Une étude BVA expliquait alors que l’une des principales inquiétudes venait des mouvements de population : 8 Français sur 10 se disaient préoccupés par les migrations des populations des pays pauvres vers les pays riches (80%), une préoccupation en progression. Parmi eux, près de la moitié se disaient même « beaucoup » (+7 points, à 45%). Voilà pour le premier point. Que cette crainte soit justifiée ou non, un premier constat peut être posé : cette inquiétude était bien là.
Avant 2008, deux Français sur trois se déclaraient compatissants à l’égard des pauvres qui touchaient des aides sociales et ce sentiment progressait en période de crise, comme en 1993. L’opinion s’est durcie et entre 2008 et 2014, seul un Français sur deux se déclarait encore compatissant. Cela correspond à la période 2007-2012 où Nicolas Sarkozy fut président de la République.

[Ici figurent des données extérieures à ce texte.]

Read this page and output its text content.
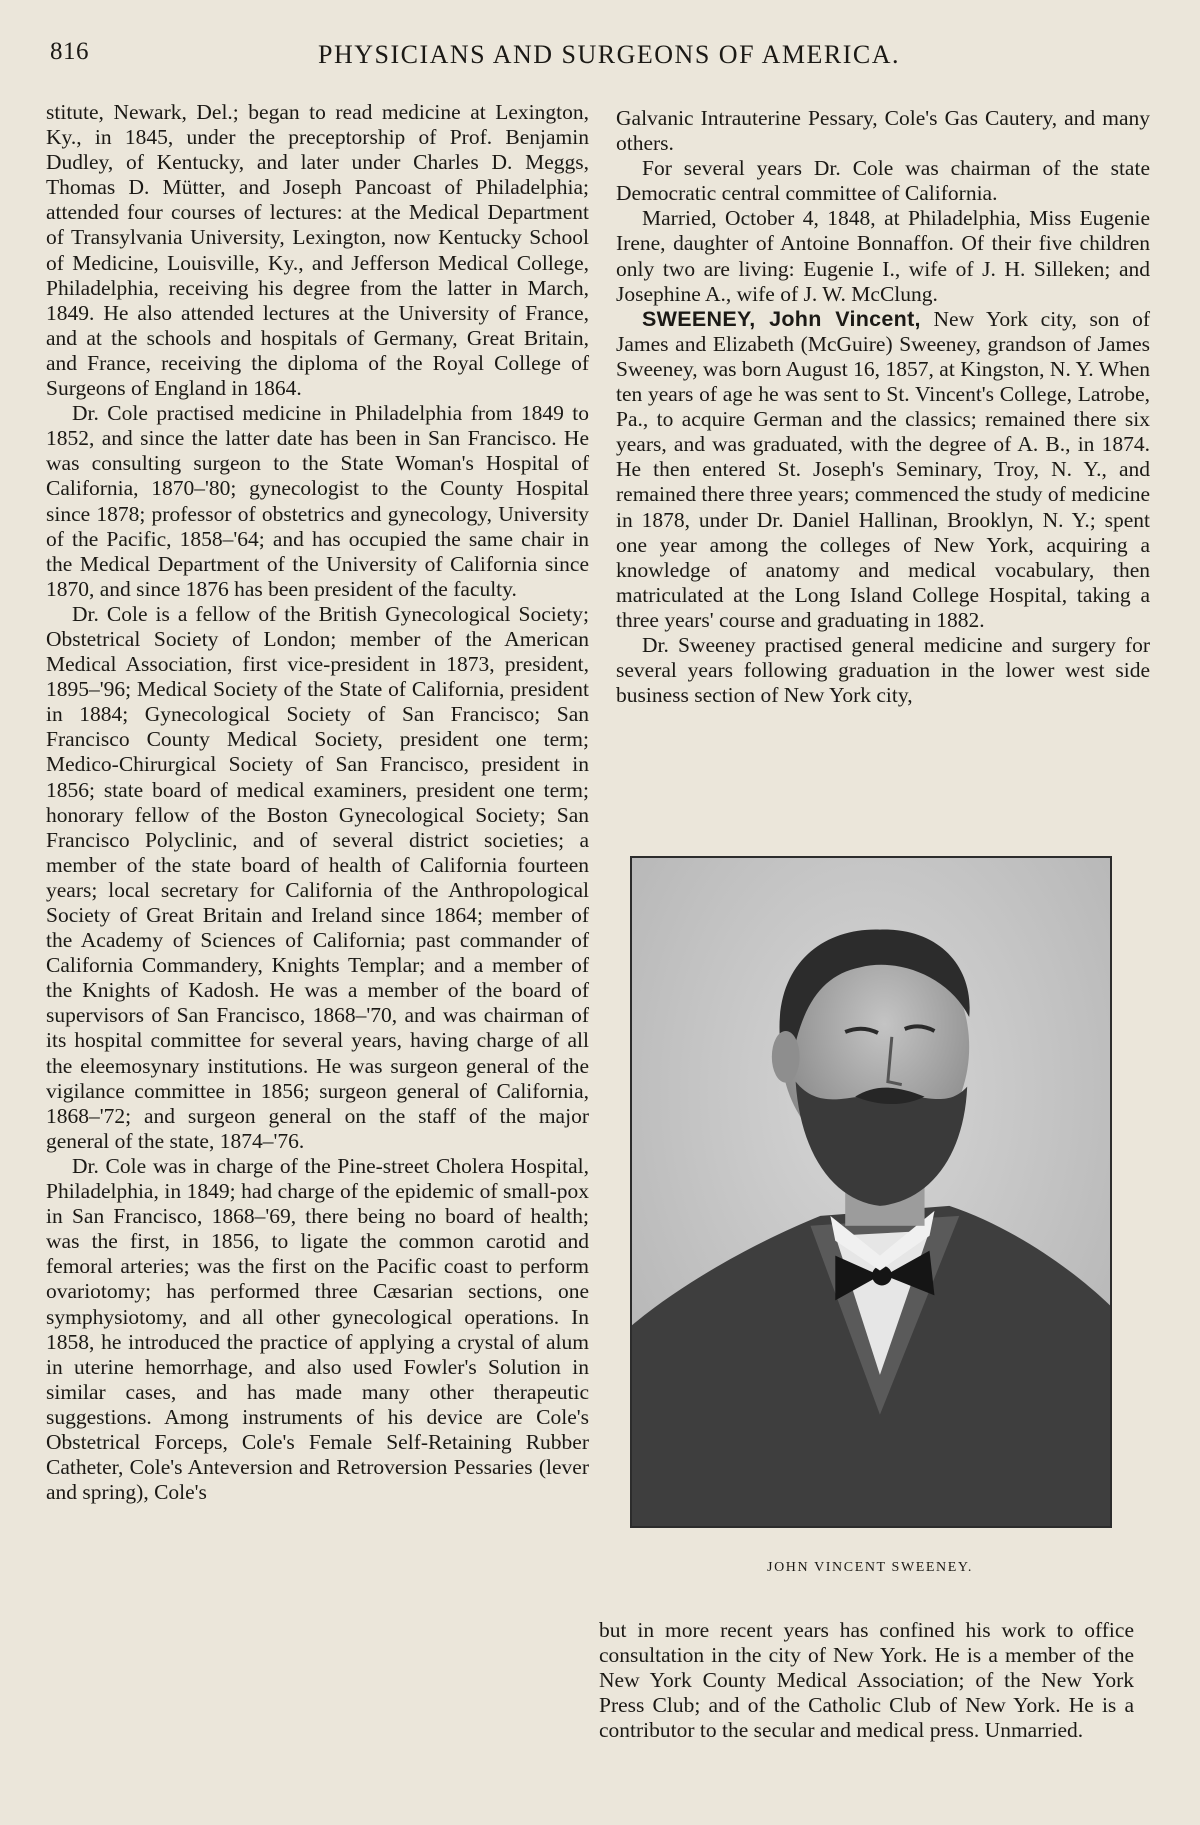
816	PHYSICIANS AND SURGEONS OF AMERICA.

stitute, Newark, Del.; began to read medicine at Lexington, Ky., in 1845, under the preceptorship of Prof. Benjamin Dudley, of Kentucky, and later under Charles D. Meggs, Thomas D. Mütter, and Joseph Pancoast of Philadelphia; attended four courses of lectures: at the Medical Department of Transylvania University, Lexington, now Kentucky School of Medicine, Louisville, Ky., and Jefferson Medical College, Philadelphia, receiving his degree from the latter in March, 1849. He also attended lectures at the University of France, and at the schools and hospitals of Germany, Great Britain, and France, receiving the diploma of the Royal College of Surgeons of England in 1864.

Dr. Cole practised medicine in Philadelphia from 1849 to 1852, and since the latter date has been in San Francisco. He was consulting surgeon to the State Woman's Hospital of California, 1870–'80; gynecologist to the County Hospital since 1878; professor of obstetrics and gynecology, University of the Pacific, 1858–'64; and has occupied the same chair in the Medical Department of the University of California since 1870, and since 1876 has been president of the faculty.

Dr. Cole is a fellow of the British Gynecological Society; Obstetrical Society of London; member of the American Medical Association, first vice-president in 1873, president, 1895–'96; Medical Society of the State of California, president in 1884; Gynecological Society of San Francisco; San Francisco County Medical Society, president one term; Medico-Chirurgical Society of San Francisco, president in 1856; state board of medical examiners, president one term; honorary fellow of the Boston Gynecological Society; San Francisco Polyclinic, and of several district societies; a member of the state board of health of California fourteen years; local secretary for California of the Anthropological Society of Great Britain and Ireland since 1864; member of the Academy of Sciences of California; past commander of California Commandery, Knights Templar; and a member of the Knights of Kadosh. He was a member of the board of supervisors of San Francisco, 1868–'70, and was chairman of its hospital committee for several years, having charge of all the eleemosynary institutions. He was surgeon general of the vigilance committee in 1856; surgeon general of California, 1868–'72; and surgeon general on the staff of the major general of the state, 1874–'76.

Dr. Cole was in charge of the Pine-street Cholera Hospital, Philadelphia, in 1849; had charge of the epidemic of small-pox in San Francisco, 1868–'69, there being no board of health; was the first, in 1856, to ligate the common carotid and femoral arteries; was the first on the Pacific coast to perform ovariotomy; has performed three Cæsarian sections, one symphysiotomy, and all other gynecological operations. In 1858, he introduced the practice of applying a crystal of alum in uterine hemorrhage, and also used Fowler's Solution in similar cases, and has made many other therapeutic suggestions. Among instruments of his device are Cole's Obstetrical Forceps, Cole's Female Self-Retaining Rubber Catheter, Cole's Anteversion and Retroversion Pessaries (lever and spring), Cole's

Galvanic Intrauterine Pessary, Cole's Gas Cautery, and many others.

For several years Dr. Cole was chairman of the state Democratic central committee of California.

Married, October 4, 1848, at Philadelphia, Miss Eugenie Irene, daughter of Antoine Bonnaffon. Of their five children only two are living: Eugenie I., wife of J. H. Silleken; and Josephine A., wife of J. W. McClung.

SWEENEY, John Vincent, New York city, son of James and Elizabeth (McGuire) Sweeney, grandson of James Sweeney, was born August 16, 1857, at Kingston, N. Y. When ten years of age he was sent to St. Vincent's College, Latrobe, Pa., to acquire German and the classics; remained there six years, and was graduated, with the degree of A. B., in 1874. He then entered St. Joseph's Seminary, Troy, N. Y., and remained there three years; commenced the study of medicine in 1878, under Dr. Daniel Hallinan, Brooklyn, N. Y.; spent one year among the colleges of New York, acquiring a knowledge of anatomy and medical vocabulary, then matriculated at the Long Island College Hospital, taking a three years' course and graduating in 1882.

Dr. Sweeney practised general medicine and surgery for several years following graduation in the lower west side business section of New York city,

JOHN VINCENT SWEENEY.

but in more recent years has confined his work to office consultation in the city of New York. He is a member of the New York County Medical Association; of the New York Press Club; and of the Catholic Club of New York. He is a contributor to the secular and medical press. Unmarried.
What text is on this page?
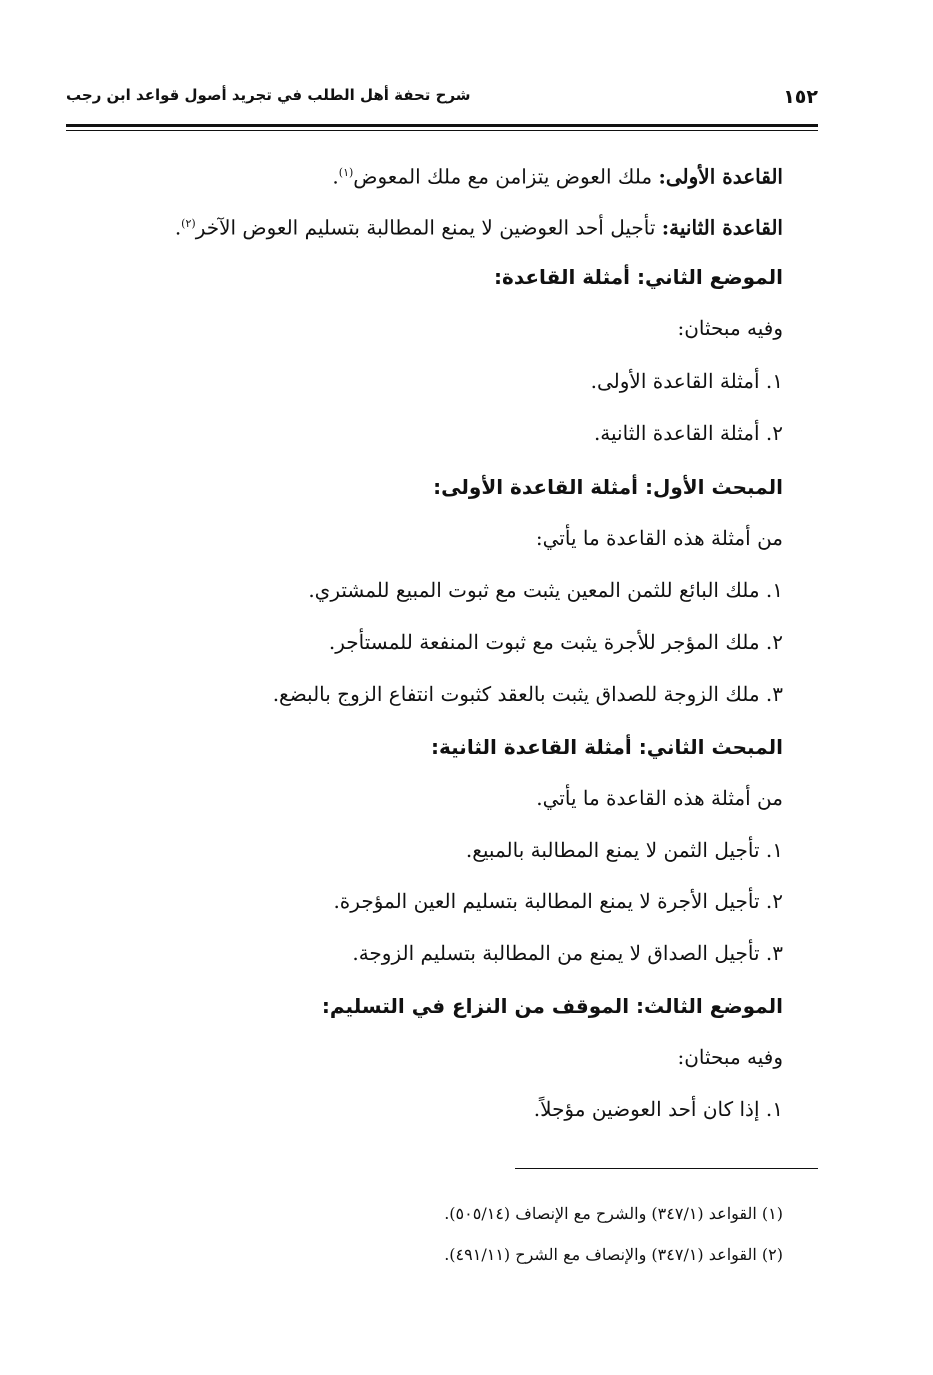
١٥٢
شرح تحفة أهل الطلب في تجريد أصول قواعد ابن رجب
القاعدة الأولى: ملك العوض يتزامن مع ملك المعوض$^{(١)}$.
القاعدة الثانية: تأجيل أحد العوضين لا يمنع المطالبة بتسليم العوض الآخر$^{(٢)}$.
الموضع الثاني: أمثلة القاعدة:
وفيه مبحثان:
١. أمثلة القاعدة الأولى.
٢. أمثلة القاعدة الثانية.
المبحث الأول: أمثلة القاعدة الأولى:
من أمثلة هذه القاعدة ما يأتي:
١. ملك البائع للثمن المعين يثبت مع ثبوت المبيع للمشتري.
٢. ملك المؤجر للأجرة يثبت مع ثبوت المنفعة للمستأجر.
٣. ملك الزوجة للصداق يثبت بالعقد كثبوت انتفاع الزوج بالبضع.
المبحث الثاني: أمثلة القاعدة الثانية:
من أمثلة هذه القاعدة ما يأتي.
١. تأجيل الثمن لا يمنع المطالبة بالمبيع.
٢. تأجيل الأجرة لا يمنع المطالبة بتسليم العين المؤجرة.
٣. تأجيل الصداق لا يمنع من المطالبة بتسليم الزوجة.
الموضع الثالث: الموقف من النزاع في التسليم:
وفيه مبحثان:
١. إذا كان أحد العوضين مؤجلاً.
(١) القواعد (٣٤٧/١) والشرح مع الإنصاف (٥٠٥/١٤).
(٢) القواعد (٣٤٧/١) والإنصاف مع الشرح (٤٩١/١١).
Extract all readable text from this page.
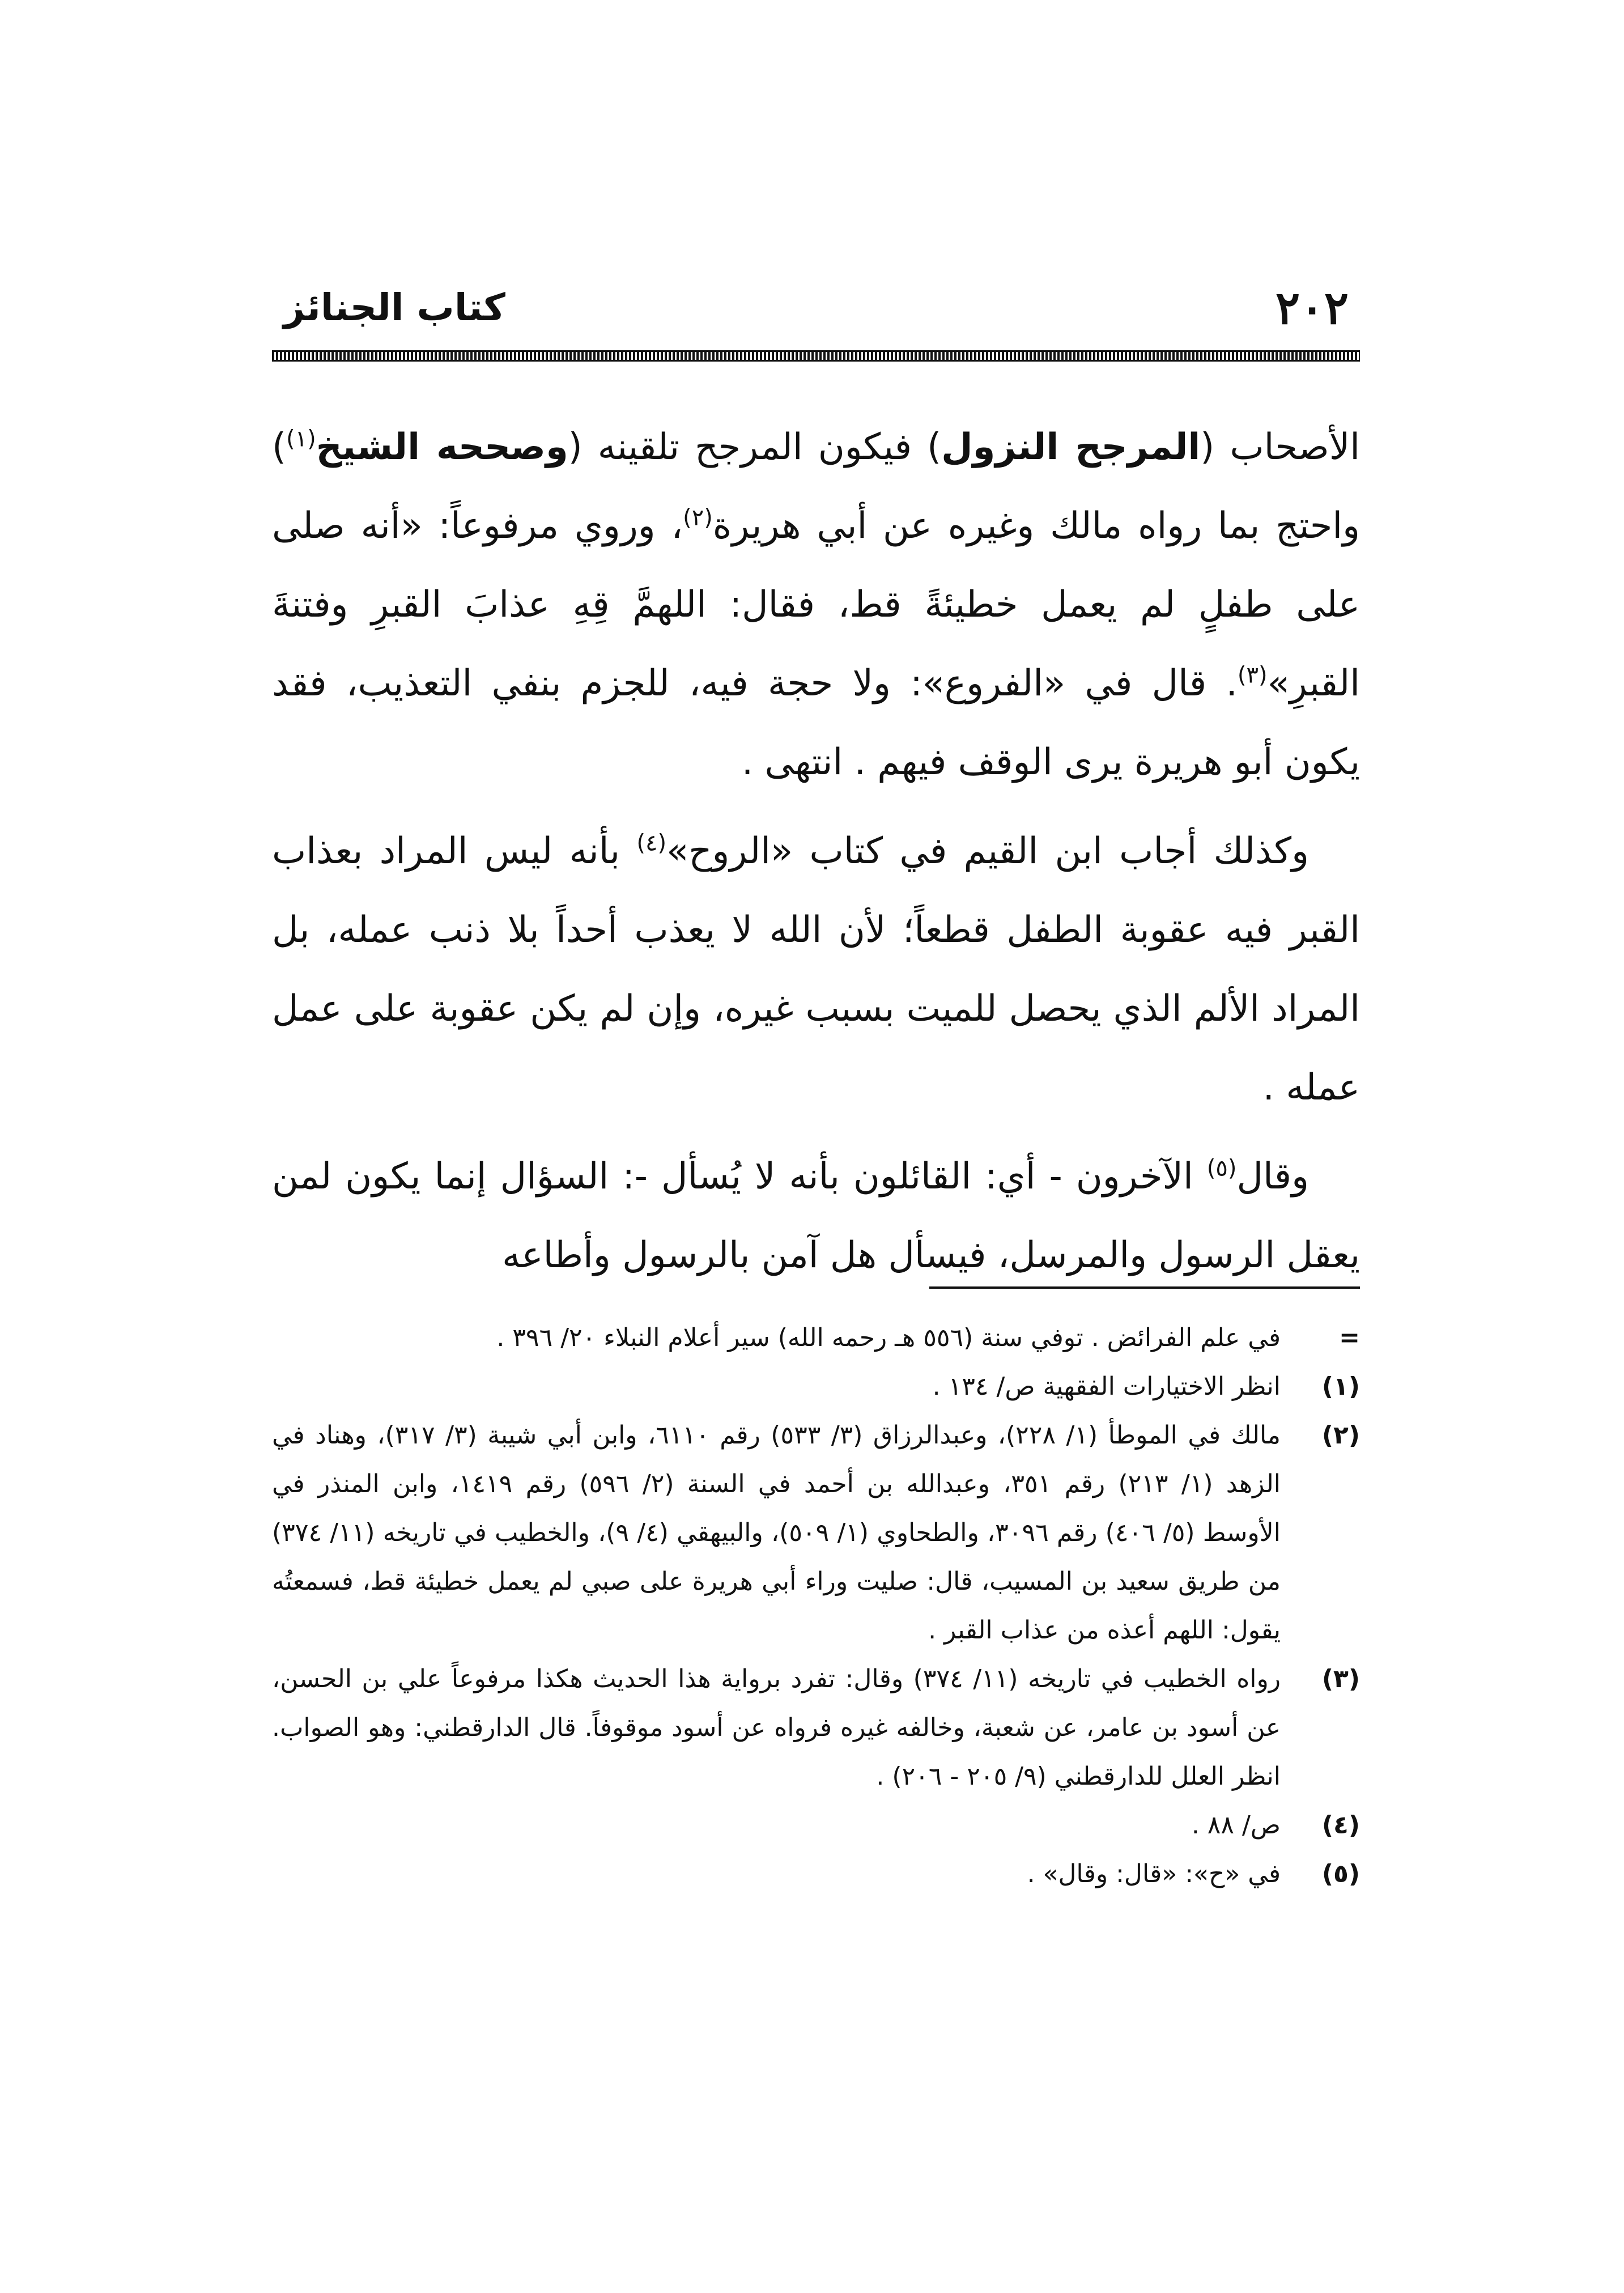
٢٠٢
كتاب الجنائز

الأصحاب (المرجح النزول) فيكون المرجح تلقينه (وصححه الشيخ$^{(١)}$) واحتج بما رواه مالك وغيره عن أبي هريرة$^{(٢)}$، وروي مرفوعاً: «أنه صلى على طفلٍ لم يعمل خطيئةً قط، فقال: اللهمَّ قِهِ عذابَ القبرِ وفتنةَ القبرِ»$^{(٣)}$. قال في «الفروع»: ولا حجة فيه، للجزم بنفي التعذيب، فقد يكون أبو هريرة يرى الوقف فيهم . انتهى .

وكذلك أجاب ابن القيم في كتاب «الروح»$^{(٤)}$ بأنه ليس المراد بعذاب القبر فيه عقوبة الطفل قطعاً؛ لأن الله لا يعذب أحداً بلا ذنب عمله، بل المراد الألم الذي يحصل للميت بسبب غيره، وإن لم يكن عقوبة على عمل عمله .

وقال$^{(٥)}$ الآخرون - أي: القائلون بأنه لا يُسأل -: السؤال إنما يكون لمن يعقل الرسول والمرسل، فيسأل هل آمن بالرسول وأطاعه

=
في علم الفرائض . توفي سنة (٥٥٦ هـ رحمه الله) سير أعلام النبلاء ٢٠/ ٣٩٦ .

(١)
انظر الاختيارات الفقهية ص/ ١٣٤ .

(٢)
مالك في الموطأ (١/ ٢٢٨)، وعبدالرزاق (٣/ ٥٣٣) رقم ٦١١٠، وابن أبي شيبة (٣/ ٣١٧)، وهناد في الزهد (١/ ٢١٣) رقم ٣٥١، وعبدالله بن أحمد في السنة (٢/ ٥٩٦) رقم ١٤١٩، وابن المنذر في الأوسط (٥/ ٤٠٦) رقم ٣٠٩٦، والطحاوي (١/ ٥٠٩)، والبيهقي (٤/ ٩)، والخطيب في تاريخه (١١/ ٣٧٤) من طريق سعيد بن المسيب، قال: صليت وراء أبي هريرة على صبي لم يعمل خطيئة قط، فسمعتُه يقول: اللهم أعذه من عذاب القبر .

(٣)
رواه الخطيب في تاريخه (١١/ ٣٧٤) وقال: تفرد برواية هذا الحديث هكذا مرفوعاً علي بن الحسن، عن أسود بن عامر، عن شعبة، وخالفه غيره فرواه عن أسود موقوفاً. قال الدارقطني: وهو الصواب. انظر العلل للدارقطني (٩/ ٢٠٥ - ٢٠٦) .

(٤)
ص/ ٨٨ .

(٥)
في «ح»: «قال: وقال» .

2 ans plus tard un article de 20 minutes posait encore la question : « les Français détestent-ils les pauvres ? «Aujourd’hui, ce que les Français trouvent détestable chez les pauvres, c’est qu’ils puissent être assistés », expliquait dans cet article le sociologue Vincent Tiberj. «L’idée qu’ils ne font pas d’efforts et même, qu’ils profitent de la situation, se développe.» Une enquête du Credoc l’avait confirmé : en 2014, 76 % des Français pensaient qu’il était plus avantageux de percevoir des minima sociaux que de travailler avec un bas salaire. Et, pour la première fois, une majorité de citoyens estimaient que le RSA incitait les gens à ne pas chercher de travail.
Mais il faut relativiser ce propos car comme aujourd’hui nous étions confrontés à l’époque à une multiplication de fausses informations. Elles allaient souvent dans le même sens : ainsi, alors que le contraire avait été maintes fois prouvé, des enquêtes pouvant être considérées comme tendancieuses (Ifop pour le magazine Valeurs Actuelles,) expliquaient que 67% des Français pensaient que l’on en faisait plus pour les immigrés que pour eux. Tous ou presque étaient aussi persuadés que leur voisin percevaient à tort des aides sociales et trichaient sur leurs revenus.
BFM TV en rajoutait une couche : « Jamais les Français n’ont autant vécu des aides sociales« expliquait ce média favorable aux idées dites « libérales ». Une bonne raison pour diminuer ces aides ou en supprimer certaines ?
2. Ça bascule en 2016 : là, les Français veulent plus de solidarité
La bonne nouvelle fut ce léger retournement de situation, retournement fragile certes, mais qui nous a montré une certaine ambiguïté de nos concitoyens (à moins qu’ils soient victimes des sondeurs qui selon les questions posées peuvent faire dire une chose et son contraire). Toujours selon les études de la DREES reprises par 20 minutes en 2016, « Les Français veulent plus de solidarité (et c’est une nouveauté)«
Que penser de tout cela ? Rien n’est jamais acquis et il existe des effets de balanciers qui correspondent au discours général porté par les politiques. C’est pourquoi il est important en tant que travailleurs sociaux et que nous ne soyons pas perméables aux sirènes de certains libéraux qui verraient très bien une diminution des aides sociales et du soutien des plus fragiles au nom de la lutte contre « l’assistanat ». Avec la crise actuelle du COVID-19 et son impact social, il y a fort à parier que l’opinion verra plutôt le besoin de solidarité nécessaire pour lutter contre la pauvreté. D’ailleurs de nombreux concitoyens se sont portés volontaires lors du premier et deuxième confinement pour aider celles et ceux qui en étaient le plus affecté.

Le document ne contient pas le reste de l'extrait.